Pequeño dossier para el adoptante de gato. 2ª parte

La castración

Al acercarse la madurez sexual, hacia los 6 meses de edad, deberás esterilizar a tu gato, tanto a los machos como a las hembras.
La cirugía consiste, tanto en machos como hembras, en extirpar las gónadas (testículos u ovarios). Con esto no sólo evitamos que el animal se reproduzca, sino también que mejore mucho su calidad de vida.

Las hembras tienen a partir de los 6-7 meses de edad, el celo regularmente, incluso cada 15 días. Nos daremos cuenta fácilmente por las serenatas nocturnas, falta de apetito, y cambio de actitud en general. Es recomendable esterilizar a la gata antes del primer celo. La cirugía se realiza con anestesia general, el riesgo es mínimo y la recuperación es prácticamente total en dos días. Deben extirparse los dos ovarios y útero. De esta manera conseguimos evitarle a nuestra gata la aparición de tumores de mama, infecciones de útero, quistes ováricos, etc.

Los machos no tienen el celo, pero sí responden a la llamada de las hembras. Se ponen nerviosos, intentan escaparse, se vuelven irascibles, y marcan con orina su territorio, fuera de la bandeja, por si acaso alguna gata pasase por allí. Si tienen acceso al aire libre, la mayoría muere antes de los dos años, atropellados o por alguna otra causa, ya que pueden recorrer varios kilómetros buscando una hembra. Se pelean con los otros machos ocasionándose heridas que siempre se infectan. A partir de los seis meses, se deben operar y evitaremos todos estos problemas. La cirugía también se realiza con anestesia general, consiste en extirpar ambos testículos y la recuperación es inmediata. Al día siguiente el animal se encontrará perfectamente.
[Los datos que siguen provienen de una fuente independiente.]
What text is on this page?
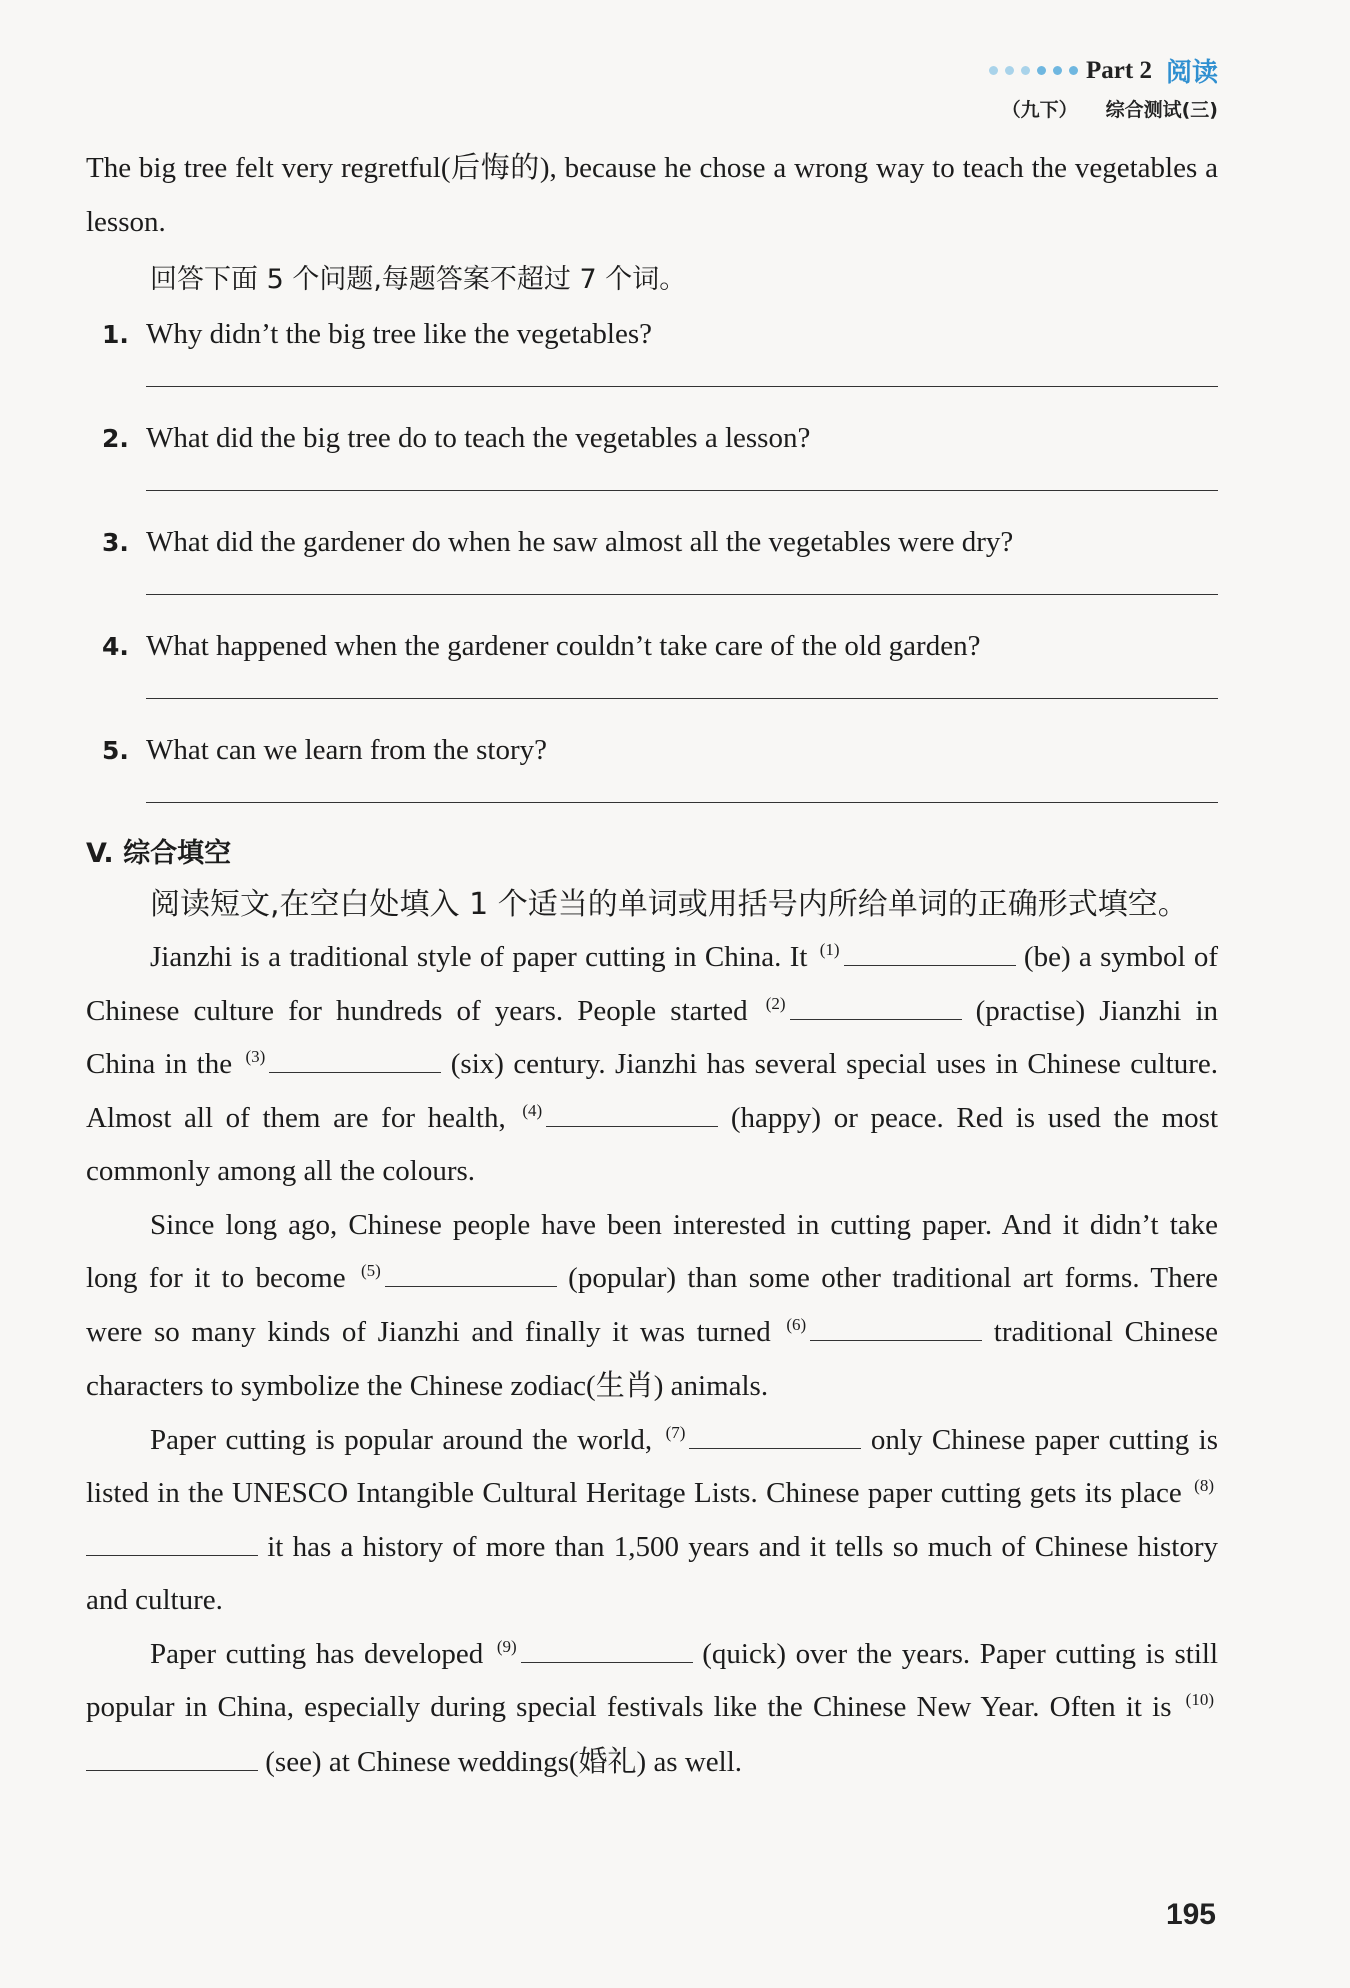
Part 2 阅读
（九下） 综合测试(三)

The big tree felt very regretful(后悔的), because he chose a wrong way to teach the vegetables a lesson.

回答下面 5 个问题,每题答案不超过 7 个词。

1. Why didn’t the big tree like the vegetables?
2. What did the big tree do to teach the vegetables a lesson?
3. What did the gardener do when he saw almost all the vegetables were dry?
4. What happened when the gardener couldn’t take care of the old garden?
5. What can we learn from the story?
V. 综合填空

阅读短文,在空白处填入 1 个适当的单词或用括号内所给单词的正确形式填空。

Jianzhi is a traditional style of paper cutting in China. It $^{(1)}$	(be) a symbol of Chinese culture for hundreds of years. People started $^{(2)}$	(practise) Jianzhi in China in the $^{(3)}$	(six) century. Jianzhi has several special uses in Chinese culture. Almost all of them are for health, $^{(4)}$	(happy) or peace. Red is used the most commonly among all the colours.

Since long ago, Chinese people have been interested in cutting paper. And it didn’t take long for it to become $^{(5)}$	(popular) than some other traditional art forms. There were so many kinds of Jianzhi and finally it was turned $^{(6)}$	traditional Chinese characters to symbolize the Chinese zodiac(生肖) animals.

Paper cutting is popular around the world, $^{(7)}$	only Chinese paper cutting is listed in the UNESCO Intangible Cultural Heritage Lists. Chinese paper cutting gets its place $^{(8)}$ it has a history of more than 1,500 years and it tells so much of Chinese history and culture.

Paper cutting has developed $^{(9)}$	(quick) over the years. Paper cutting is still popular in China, especially during special festivals like the Chinese New Year. Often it is $^{(10)}$ (see) at Chinese weddings(婚礼) as well.

195
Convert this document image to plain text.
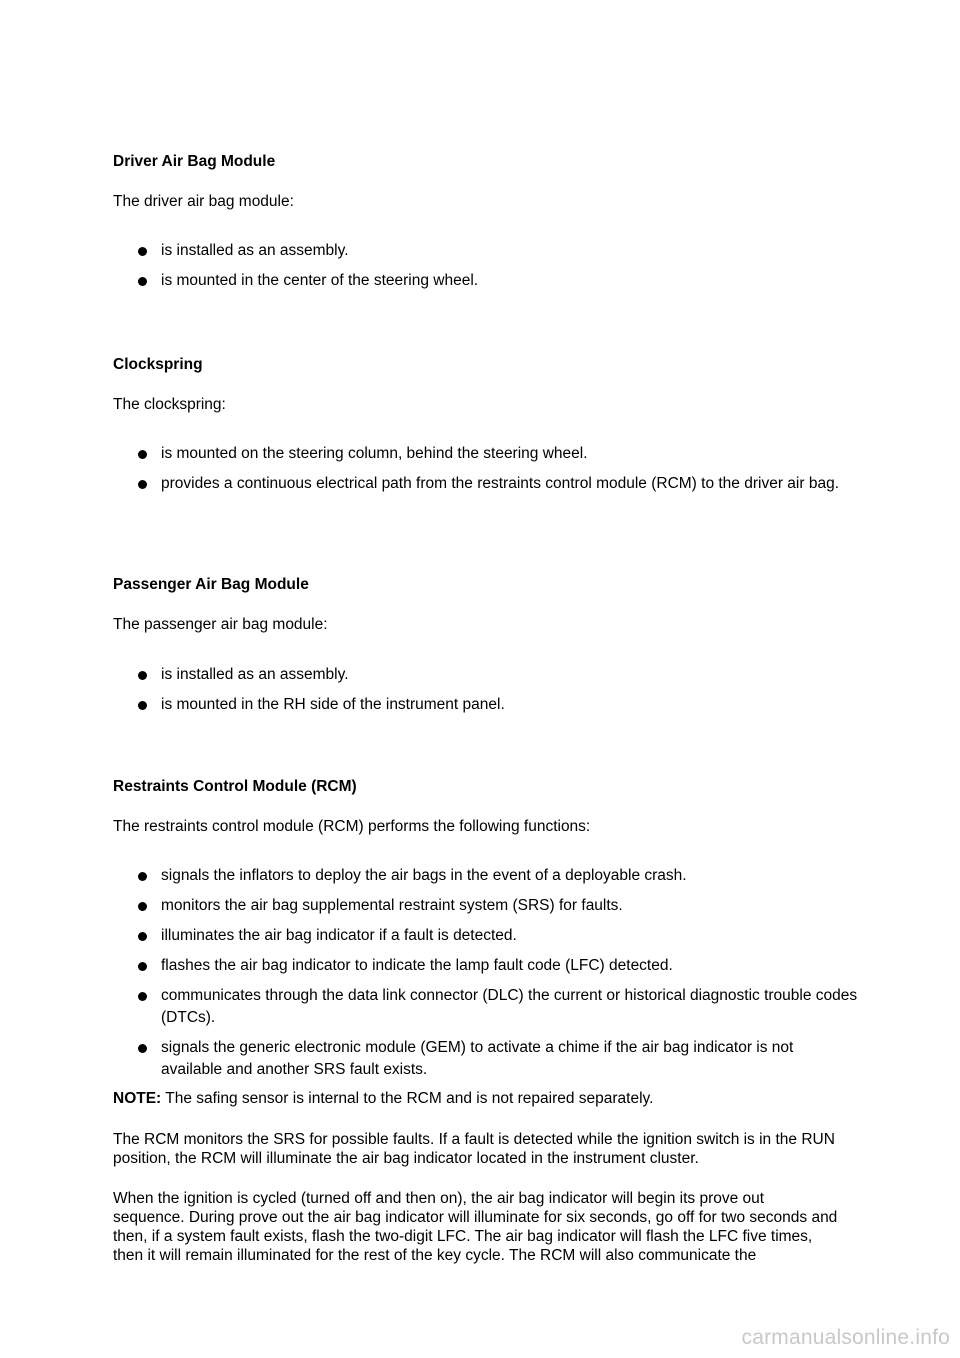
Driver Air Bag Module
The driver air bag module:
is installed as an assembly.
is mounted in the center of the steering wheel.
Clockspring
The clockspring:
is mounted on the steering column, behind the steering wheel.
provides a continuous electrical path from the restraints control module (RCM) to the driver air bag.
Passenger Air Bag Module
The passenger air bag module:
is installed as an assembly.
is mounted in the RH side of the instrument panel.
Restraints Control Module (RCM)
The restraints control module (RCM) performs the following functions:
signals the inflators to deploy the air bags in the event of a deployable crash.
monitors the air bag supplemental restraint system (SRS) for faults.
illuminates the air bag indicator if a fault is detected.
flashes the air bag indicator to indicate the lamp fault code (LFC) detected.
communicates through the data link connector (DLC) the current or historical diagnostic trouble codes (DTCs).
signals the generic electronic module (GEM) to activate a chime if the air bag indicator is not available and another SRS fault exists.
NOTE: The safing sensor is internal to the RCM and is not repaired separately.
The RCM monitors the SRS for possible faults. If a fault is detected while the ignition switch is in the RUN position, the RCM will illuminate the air bag indicator located in the instrument cluster.
When the ignition is cycled (turned off and then on), the air bag indicator will begin its prove out sequence. During prove out the air bag indicator will illuminate for six seconds, go off for two seconds and then, if a system fault exists, flash the two-digit LFC. The air bag indicator will flash the LFC five times, then it will remain illuminated for the rest of the key cycle. The RCM will also communicate the
carmanualsonline.info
Es absolutamente falso que un animal castrado se vuelva apático y gordo. Su capacidad y ganas de jugar seguirán siendo las mismas. De nosotros depende que hagan ejercicio suficiente. A veces tienen mayor apetito, sobre todo los primeros meses después de la cirugía. Podemos sustituir en caso necesario, el pienso por una versión “light”, de esta forma y si el gato sigue haciendo ejercicio, NO engordará.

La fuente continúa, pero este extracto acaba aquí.